Review: Observability Engineering

A couple of days ago I decided to give O’Reilly’s subscription offering a try. While I eventually decided not to extend the trial period into a whole year, I wanted to make the best out of those 10 days and read “Observability Engineering” by Charity Majors, Liz Fong-Jones, and George Miranda.

The authors manage to give a great overview about the whole debate around what’s the big difference between observability and monitoring. While I was at least partially aware of the differences, I didn’t know that the focus is so completely different, with it lying on individual users instead of the overall system.

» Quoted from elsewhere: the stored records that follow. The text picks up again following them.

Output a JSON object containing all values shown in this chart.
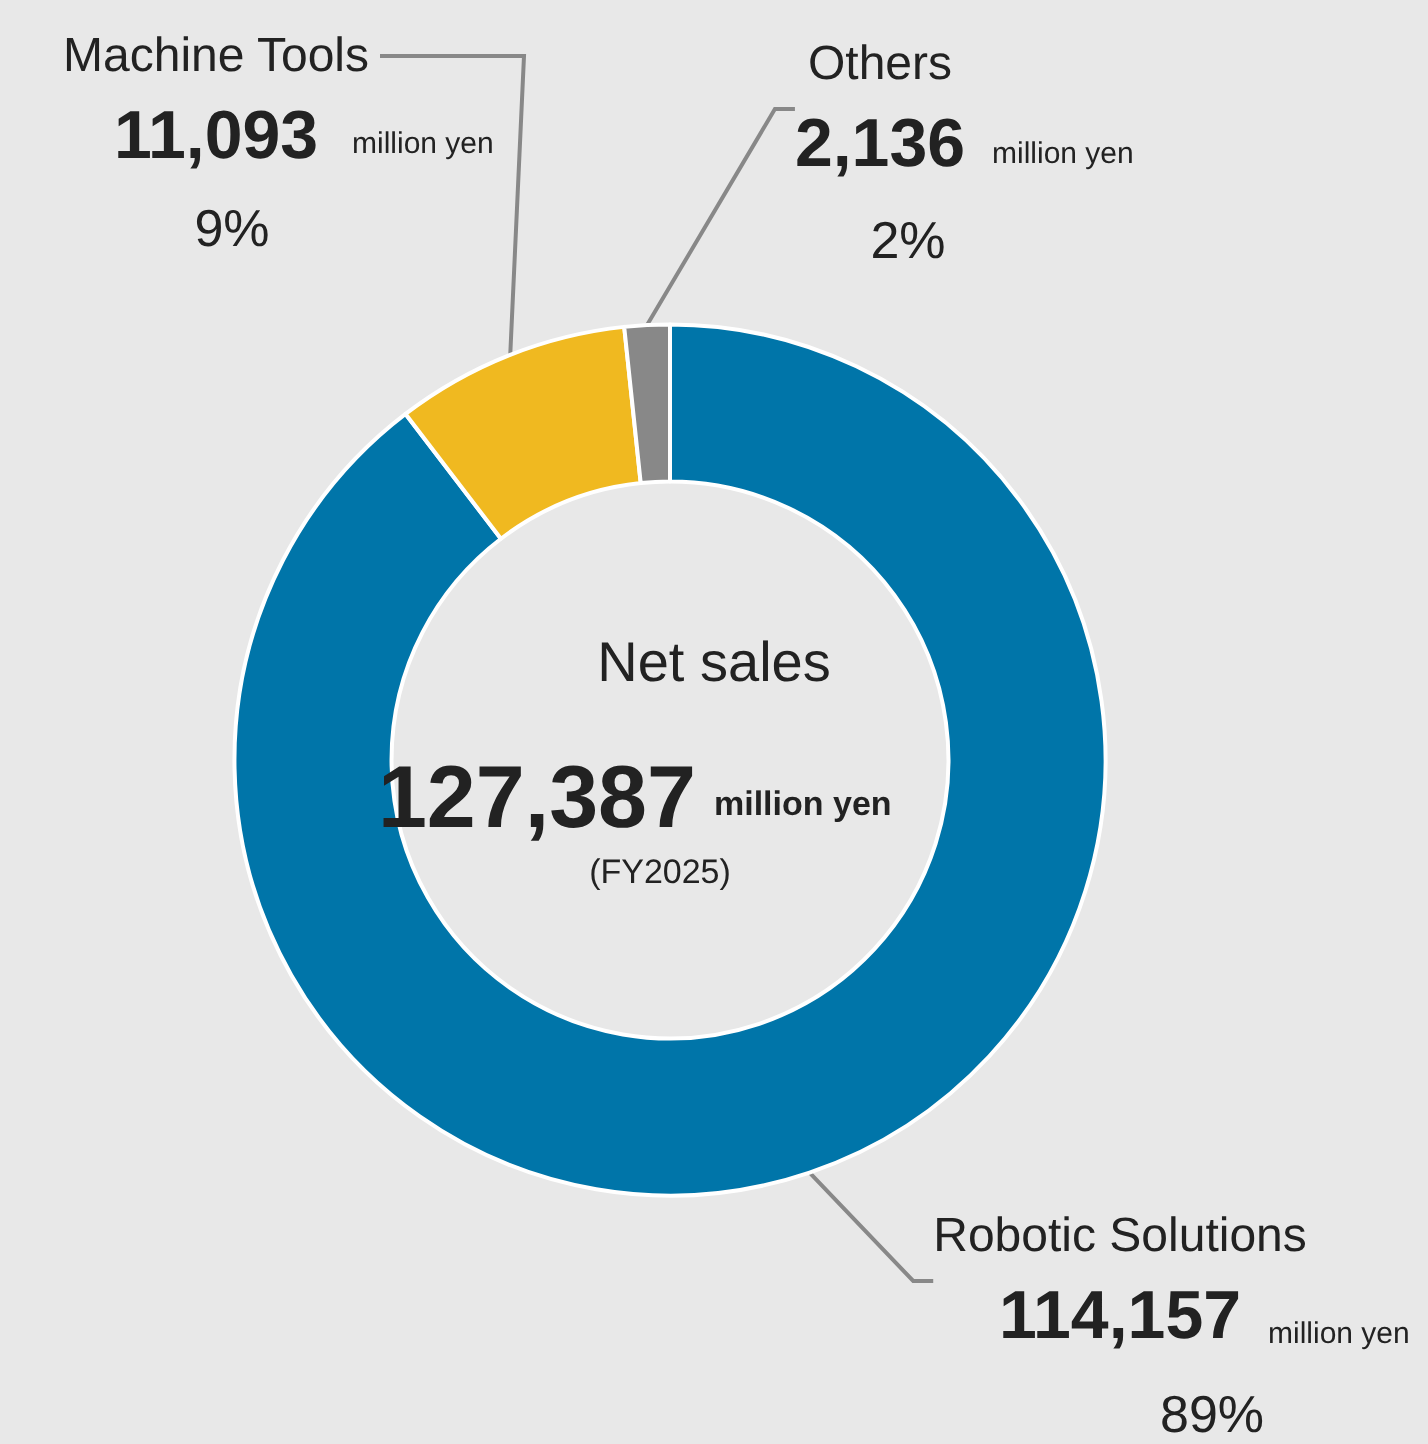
{
  "chart_data": {
    "type": "donut",
    "title": "Net sales",
    "subtitle": "127,387",
    "annotations": [
      "million yen",
      "(FY2025)",
      "million yen",
      "89%",
      "million yen",
      "9%",
      "million yen",
      "2%"
    ],
    "categories": [
      "Robotic Solutions",
      "Machine Tools",
      "Others"
    ],
    "values": [
      114157,
      11093,
      2136
    ],
    "value_labels": [
      "114,157",
      "11,093",
      "2,136"
    ],
    "colors": [
      "#0075a9",
      "#f0b920",
      "#888888"
    ],
    "legend": false
  }
}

They also succeed in making the necessity of observability very clear. Preparing metric collectors for all those things that could go wrong in a modern, distributed system is no longer feasible. Instead, the system should allow an observer to explore its behaviour and drill down through events and attributes to debug issues.

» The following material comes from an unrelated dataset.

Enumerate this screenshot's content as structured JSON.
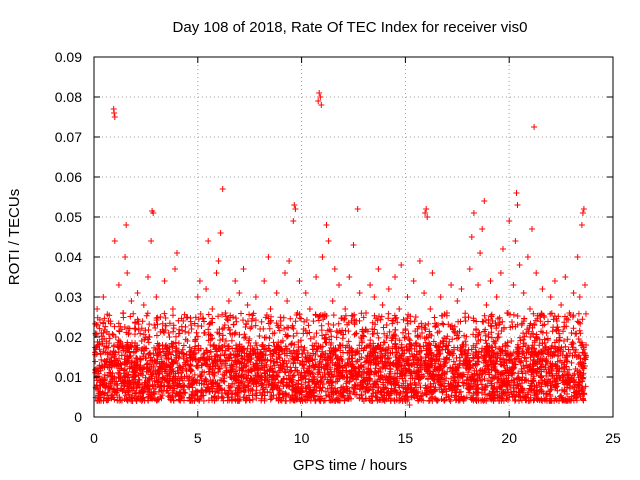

There is also no longer a single user-experience. Instead, the system might work perfectly for some served by one server while for others it might seem completely broken. Also here, events/traces focus more on specific user-journeys instead of trying to put the state of the whole system into very abstract and aggregated numeric values (metrics).

But the book doesn’t stop at this high level but also includes a quick introduction to OpenTelemetry and guest chapters by engineers at Slack about how they make their systems observable and streamline the process using an “observability pipeline”. This and the chapter about various sampling strategies are perhaps my absolute highlights here as they answer some the question marks I’ve had flying around in my head for a long time!

For a second edition I’d like to have a bit less repetition, though. Especially the chapters about how to introduce observability at a company and the “Observability Maturity Model” mostly reiterate again and again on the primary motivators already presented in the first couple of chapters. Personally, I’d also have liked to see some more guest chapters from different companies that are not using Honeycomb. While it at least seems that the authors really tried to not focus on Honeycomb products, they only partially succeeded.

Except for these few points I really enjoyed the book and can recommend it to anyone working as software engineer.